Dolar

32,4615

Euro

34,7272

Altın

2.486,18

Bist

9.524,59

'21.Yüzyıl Kürtlerin olacak' ama keleş ile mi kalem ile mi?

İstanbul Ticaret Üniversitesi öğretim üyesi Dr.Bekir Tank, geçtiğimiz asrın başından bugüne Kürtlerin hikayesini, kesintiye uğrayan Kürt - Türk kardeşliğinin ve ittifakının geldiği noktayı Timetürk için yazdı.

10 Yıl Önce Güncellendi

2015-03-04 11:45:52

'21.Yüzyıl Kürtlerin olacak' ama keleş ile mi kalem ile mi?
 
DR.BEKİR TANK | TİMETÜRK

“21. Yüzyıl Kürtlerin Olacak!” Ama Keleş İle mi, Kalem İle mi?

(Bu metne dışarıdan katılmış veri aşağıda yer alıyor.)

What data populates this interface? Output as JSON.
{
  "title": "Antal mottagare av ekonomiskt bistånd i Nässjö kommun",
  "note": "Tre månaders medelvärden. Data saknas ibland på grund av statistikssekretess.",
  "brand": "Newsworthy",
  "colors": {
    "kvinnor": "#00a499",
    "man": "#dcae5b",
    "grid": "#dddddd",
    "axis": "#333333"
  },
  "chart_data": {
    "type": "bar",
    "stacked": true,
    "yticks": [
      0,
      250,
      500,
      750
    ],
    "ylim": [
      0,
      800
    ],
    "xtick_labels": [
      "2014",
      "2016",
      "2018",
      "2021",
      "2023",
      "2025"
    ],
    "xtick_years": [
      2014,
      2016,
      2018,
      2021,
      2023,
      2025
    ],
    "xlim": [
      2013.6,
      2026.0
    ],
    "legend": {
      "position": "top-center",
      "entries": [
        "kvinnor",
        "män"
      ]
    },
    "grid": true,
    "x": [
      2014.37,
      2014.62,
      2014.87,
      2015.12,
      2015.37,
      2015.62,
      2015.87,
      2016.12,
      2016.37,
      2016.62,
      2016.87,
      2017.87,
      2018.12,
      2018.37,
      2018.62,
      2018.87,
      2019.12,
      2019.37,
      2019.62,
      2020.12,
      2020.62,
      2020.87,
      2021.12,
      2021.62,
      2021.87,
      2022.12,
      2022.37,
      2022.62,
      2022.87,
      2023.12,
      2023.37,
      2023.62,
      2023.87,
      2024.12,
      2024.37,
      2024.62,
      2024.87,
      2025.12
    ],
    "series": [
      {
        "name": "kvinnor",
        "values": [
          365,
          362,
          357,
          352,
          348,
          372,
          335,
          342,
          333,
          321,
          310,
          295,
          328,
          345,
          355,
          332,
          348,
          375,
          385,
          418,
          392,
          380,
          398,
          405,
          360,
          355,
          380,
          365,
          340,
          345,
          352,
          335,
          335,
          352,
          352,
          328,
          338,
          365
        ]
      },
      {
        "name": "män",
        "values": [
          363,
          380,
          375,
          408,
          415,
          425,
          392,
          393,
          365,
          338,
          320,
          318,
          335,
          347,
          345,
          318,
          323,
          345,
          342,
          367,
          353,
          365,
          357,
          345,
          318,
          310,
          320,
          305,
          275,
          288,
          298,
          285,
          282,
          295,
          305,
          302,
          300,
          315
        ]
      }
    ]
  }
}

Son zamanlarda sıkça, ‘21. yüzyıl Kürtlerin yüzyılı olacak’ gibi temenni ve / veya iddia cümlelerine tanık oluyoruz. Bu tür sözlerin son yüzyılın en fazla zulüm gören halklarından biri olan Kürtleri heyecanlandırması ve etkilemesi doğaldır.
 
Evvela şunu bilmek gerekir: 21. yüzyıl, onu yaşayacak herkesindir. Tıpkı geçen yüzyılların o zamanları yaşayan herkes için olduğu gibi. Bu nedenle burada üzerinde durulması ve cevabı verilmesi gereken başka sorular var:  21. yüzyıl Kürtlerin yüzyılı olacak da, peki, ya Kürtler 21. yüzyılın neyi olacaklar? Diğer bir ifade ile Kürtler, üzerinde yaşadıkları yerlerin ve kendi kaynakları hakkındaki kararların sahibi mi olacak, yoksa -bazı Arap rejimleri gibi- bu kaynakların bekçileri mi yapılacaklar? Ve diğer bir soru, Kürtler bilim çağı olan 21. yüzyıla keleş ile mi, yoksa kalem ile mi hükmedecekler?
 
Kaleşnikof, son 50 yılın gerilla ve bağımsızlık hareketlerinin sembol silahıdır. Kürtler arasındaki yaygın adıyla “keleş”, onlarca yıldır her peşmergenin mutlaka kullanmış olduğu bir silahtır.
 
Kürtlerin son yüz yılı silahla, silahların gölgesinde ve silahlı olarak geçti. Neden böyle oldu? Ve silah, Kürtler için sözün bittiği yer miydi? Bu soruların cevabını bulmak için yüz yıl öncesine, Birinci Dünya Savaşı yıllarına gitmemiz gerekir. Hatırlanacağı gibi, Kürtler, diğer bazı halklar gibi emperyalistlerin süslü vaatlerine kanmadılar ve yüzlerce yıldan beridir kader birliği yaptıkları ve aynı zamanda dindaş oldukları Türklerle olan birlikteliklerini canları ve malları pahasına sürdürdüler.
 
Savaşın sonu malum; Osmanlı yenildi. Ama Kürtler iki kez yenilmiş oldu. Savaşın galipleri yeni sınırlar çizip yeni devletler kurdurdular. Osmanlı halkları emperyalistlerin pençesine düşmemek veya onların pençesinden kurtulmak için çizilen sınırlara inat dostane ilişkilerini sürdürmek yerine, birbirilerini düşman olarak görmeyi tercih ettiler. Bu tercih o devletlerde yaşayan halkların değil, o halklara tahakküm eden rejimlerindi. Bu arada Kürtler ise daha beterine mahkûm edildiler. Selahaddin’in torunları olmaları hasebiyle zaten sabıkalı idiler. Üstüne üstlük bir de savaş esnasında işbirlikçiliğini reddetmişlerdi. Cezaları da o nispette büyük oldu; Rusya’yı da sayarsak beş ülke arasında bölüştürdüler. Öz vatanları üzerinde yeni devletlerin tebaası olarak birçok temel haklarından mahrum bırakılıp, birçok kıyım ve katliama maruz bırakıldılar. Onlar da gasp edilen haklarını geri almanın aracı olarak silaha sarıldılar. O gün bugündür şurada veya burada ellerinde silah düşmedi, düşmüyor.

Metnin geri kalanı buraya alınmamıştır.